The Appellant alleged that the CA's decision contravened the principles of procedural fairness as it gave no reasons for the chosen conduct measures. The Appellant also submitted that the conduct measures imposed contravened the principles of parity of sanctions and did not meet the principles set out in the Conduct Measures Guide.

ERC Findings

The ERC found that the requirement for written reasons applies in the Force's conduct cases and extends not only to reasons for finding one or more allegations have been established but also to reasons supporting the imposition of the particular conduct measure. As the Respondent had given no reason in support of the conduct measures imposed, the ERC found that it was a breach of procedural fairness. Contrary to the Appellant's assertion, the ERC found there was no undue delay in imposing discipline on the Appellant as the starting point for considering delay is when an employer is made aware of the employee's conduct not when the breach was committed.

The ERC found that the Respondent did not follow the three-part test set forth in the Force's Conduct Policy and the Guide when he imposed conduct measures on the Appellant. As the Respondent provided no reasons, the Commissioner owes no deference to the Respondent's imposition of conduct measures and can make his own assessment of conduct measures.

ERC Recommendation dated August 2, 2016

The ERC recommended to the Commissioner of the RCMP that he allow the appeal in respect of the conduct measures imposed on the Appellant by the Respondent. The ERC also recommended to the Commissioner that he impose on the Appellant a written reprimand in respect of the Allegation and the Appellant's conduct in failing to properly handle and account for money coming into his possession in the performance of his duties, contrary to Section 4.4 of the Code of Conduct.
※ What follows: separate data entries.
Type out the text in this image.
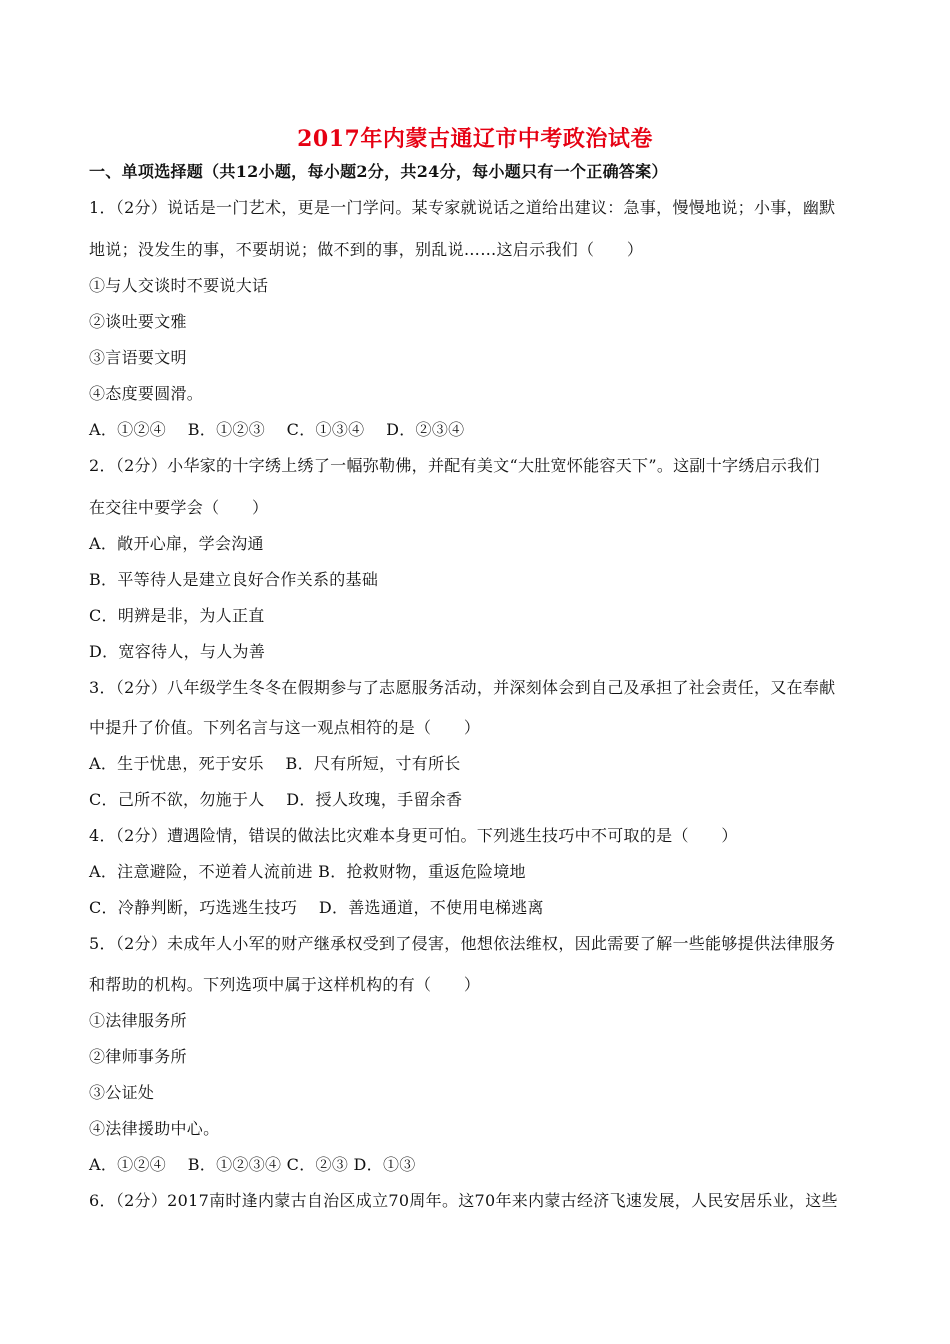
2017年内蒙古通辽市中考政治试卷
一、单项选择题（共12小题，每小题2分，共24分，每小题只有一个正确答案）
1．（2分）说话是一门艺术，更是一门学问。某专家就说话之道给出建议：急事，慢慢地说；小事，幽默
地说；没发生的事，不要胡说；做不到的事，别乱说……这启示我们（　　）
①与人交谈时不要说大话
②谈吐要文雅
③言语要文明
④态度要圆滑。
A．①②④　 B．①②③　 C．①③④　 D．②③④
2．（2分）小华家的十字绣上绣了一幅弥勒佛，并配有美文“大肚宽怀能容天下”。这副十字绣启示我们
在交往中要学会（　　）
A．敞开心扉，学会沟通
B．平等待人是建立良好合作关系的基础
C．明辨是非，为人正直
D．宽容待人，与人为善
3．（2分）八年级学生冬冬在假期参与了志愿服务活动，并深刻体会到自己及承担了社会责任，又在奉献
中提升了价值。下列名言与这一观点相符的是（　　）
A．生于忧患，死于安乐　 B．尺有所短，寸有所长
C．己所不欲，勿施于人　 D．授人玫瑰，手留余香
4．（2分）遭遇险情，错误的做法比灾难本身更可怕。下列逃生技巧中不可取的是（　　）
A．注意避险，不逆着人流前进 B．抢救财物，重返危险境地
C．冷静判断，巧选逃生技巧　 D．善选通道，不使用电梯逃离
5．（2分）未成年人小军的财产继承权受到了侵害，他想依法维权，因此需要了解一些能够提供法律服务
和帮助的机构。下列选项中属于这样机构的有（　　）
①法律服务所
②律师事务所
③公证处
④法律援助中心。
A．①②④　 B．①②③④ C．②③ D．①③
6．（2分）2017南时逢内蒙古自治区成立70周年。这70年来内蒙古经济飞速发展，人民安居乐业，这些
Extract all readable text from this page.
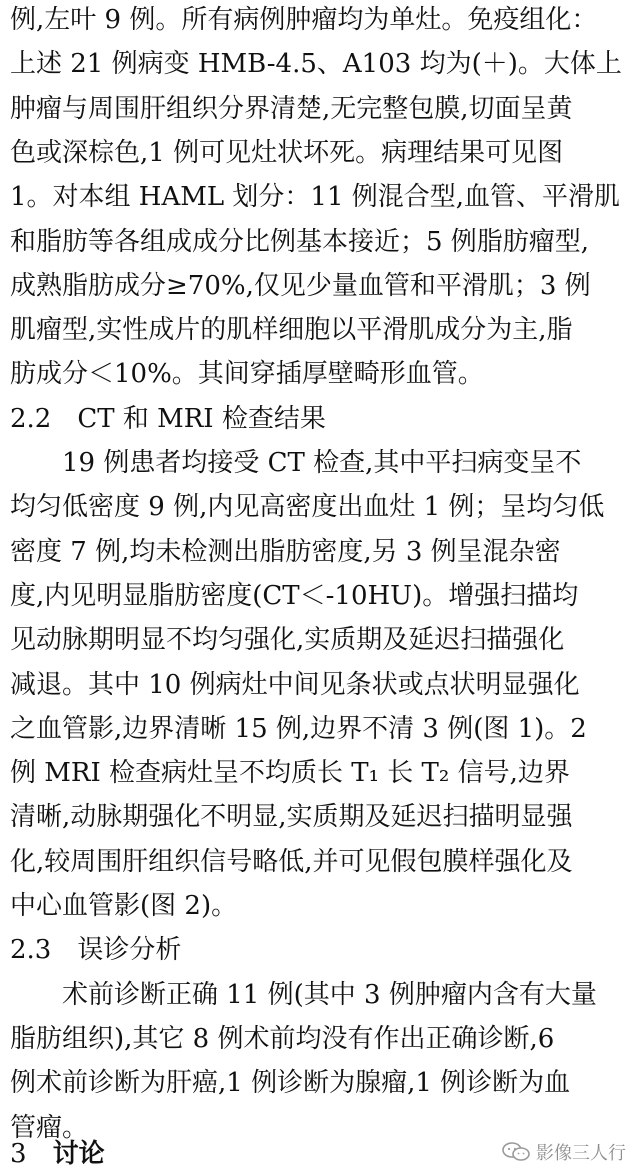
例,左叶 9 例。所有病例肿瘤均为单灶。免疫组化：
上述 21 例病变 HMB-4.5、A103 均为(＋)。大体上
肿瘤与周围肝组织分界清楚,无完整包膜,切面呈黄
色或深棕色,1 例可见灶状坏死。病理结果可见图
1。对本组 HAML 划分：11 例混合型,血管、平滑肌
和脂肪等各组成成分比例基本接近；5 例脂肪瘤型,
成熟脂肪成分≥70%,仅见少量血管和平滑肌；3 例
肌瘤型,实性成片的肌样细胞以平滑肌成分为主,脂
肪成分＜10%。其间穿插厚壁畸形血管。
2.2　CT 和 MRI 检查结果
19 例患者均接受 CT 检查,其中平扫病变呈不
均匀低密度 9 例,内见高密度出血灶 1 例；呈均匀低
密度 7 例,均未检测出脂肪密度,另 3 例呈混杂密
度,内见明显脂肪密度(CT＜-10HU)。增强扫描均
见动脉期明显不均匀强化,实质期及延迟扫描强化
减退。其中 10 例病灶中间见条状或点状明显强化
之血管影,边界清晰 15 例,边界不清 3 例(图 1)。2
例 MRI 检查病灶呈不均质长 T₁ 长 T₂ 信号,边界
清晰,动脉期强化不明显,实质期及延迟扫描明显强
化,较周围肝组织信号略低,并可见假包膜样强化及
中心血管影(图 2)。
2.3　误诊分析
术前诊断正确 11 例(其中 3 例肿瘤内含有大量
脂肪组织),其它 8 例术前均没有作出正确诊断,6
例术前诊断为肝癌,1 例诊断为腺瘤,1 例诊断为血
管瘤。
3　 讨论	影像三人行
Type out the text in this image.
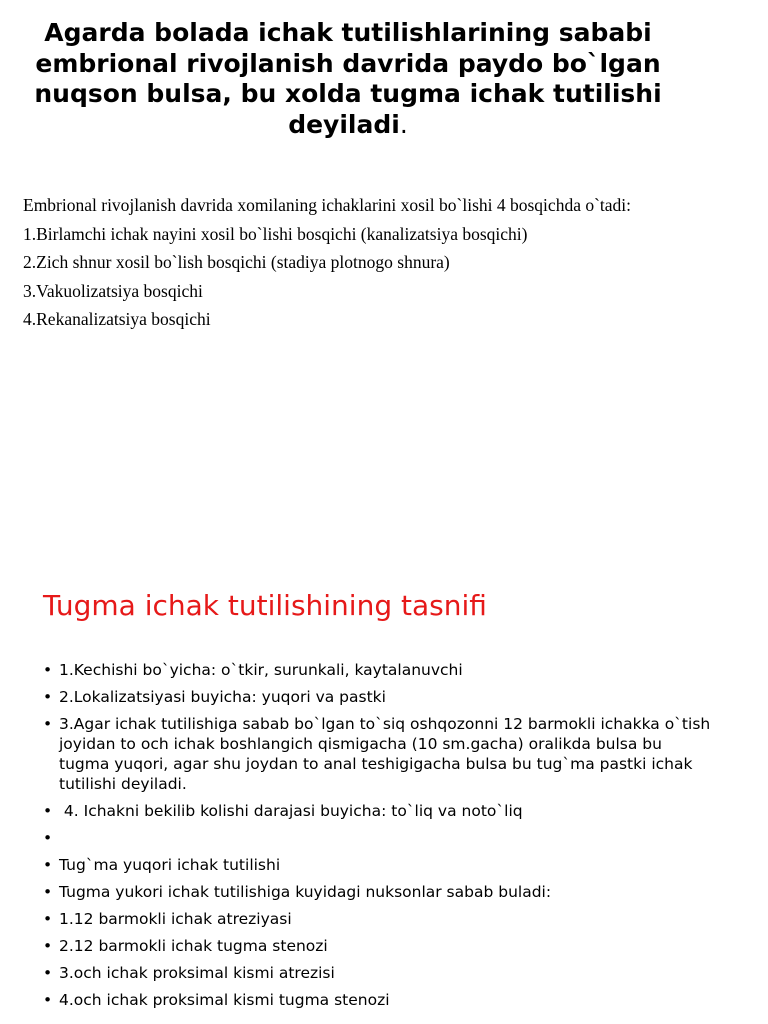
Agarda bolada ichak tutilishlarining sababi embrional rivojlanish davrida paydo bo`lgan nuqson bulsa, bu xolda tugma ichak tutilishi deyiladi.

Embrional rivojlanish davrida xomilaning ichaklarini xosil bo`lishi 4 bosqichda o`tadi:

1.Birlamchi ichak nayini xosil bo`lishi bosqichi (kanalizatsiya bosqichi)

2.Zich shnur xosil bo`lish bosqichi (stadiya plotnogo shnura)

3.Vakuolizatsiya bosqichi

4.Rekanalizatsiya bosqichi

Tugma ichak tutilishining tasnifi
• 1.Kechishi bo`yicha: o`tkir, surunkali, kaytalanuvchi
• 2.Lokalizatsiyasi buyicha: yuqori va pastki
• 3.Agar ichak tutilishiga sabab bo`lgan to`siq oshqozonni 12 barmokli ichakka o`tish joyidan to och ichak boshlangich qismigacha (10 sm.gacha) oralikda bulsa bu tugma yuqori, agar shu joydan to anal teshigigacha bulsa bu tug`ma pastki ichak tutilishi deyiladi.
• 4. Ichakni bekilib kolishi darajasi buyicha: to`liq va noto`liq
•
• Tug`ma yuqori ichak tutilishi
• Tugma yukori ichak tutilishiga kuyidagi nuksonlar sabab buladi:
• 1.12 barmokli ichak atreziyasi
• 2.12 barmokli ichak tugma stenozi
• 3.och ichak proksimal kismi atrezisi
• 4.och ichak proksimal kismi tugma stenozi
Commissioner of the RCMP Decision dated February 21, 2017

The Commissioner, or a delegate, has rendered his decision in this matter, as summarized by his office:

The Appellant was responsible for processing exhibits during a drug investigation – this included two exhibit bags with a total of $660 in cash which was seized from two suspects. After the criminal proceedings were completed, one of the suspects attempted to retrieve the cash which was seized from her. Both of these exhibits had been given to the Appellant, however they could not be located, the Appellant had no recollection of handling them and there was no documentation to indicate how they were processed. A Code of Conduct investigation did not demonstrate any dishonest behaviour on the part of the Appellant, but did establish the Appellant failed to process the exhibits in accordance with policy. The Respondent found that the Appellant failed to properly handle and account for money which came into his possession in the performance of his duties contrary to s. 4.4 of the Code of Conduct. The Respondent imposed a reprimand and a forfeiture of seven days pay as conduct measures.

The Appellant accepted responsibility for his actions and accepted the Respondent's decision that a Code of Conduct offence had been established. The Appellant appealed the conduct measures – arguing that the forfeiture of pay was grossly disproportionate and the narrative of the reprimand was inappropriate.

The Conduct Appeal Adjudicator found that the Respondent did not provide any reasons for the conduct measures which were imposed. The appeal was allowed because the decision on conduct measures was clearly unreasonable and there was a breach of procedural fairness. The Conduct Appeal Adjudicator found that conduct measures should be determined through a four step process:

  1. Determine the recommended range of conduct measures referred to in the Guide or Summary Guide given the seriousness of the misconduct;
  2. Determine any aggravating or mitigating circumstances;
  3. Consider – when appropriate – measures which are educative and remedial rather than punitive;
  4. Impose conduct measures which reflect the seriousness of the misconduct in the context of the policing profession.

The Conduct Appeal Adjudicator imposed the following conduct measures: two days forfeiture of pay; a direction to undergo training (relating to exhibit handling); a direction to complete a program or engage in an activity (the Appellant will review policy relating to exhibit handling); and a reprimand. The Conduct Appeal Adjudicator agreed that the narrative for the reprimand did not provide enough detail to place the reprimand in context and directed that the entire Record of Decision by the Respondent be treated as the narrative for the reprimand.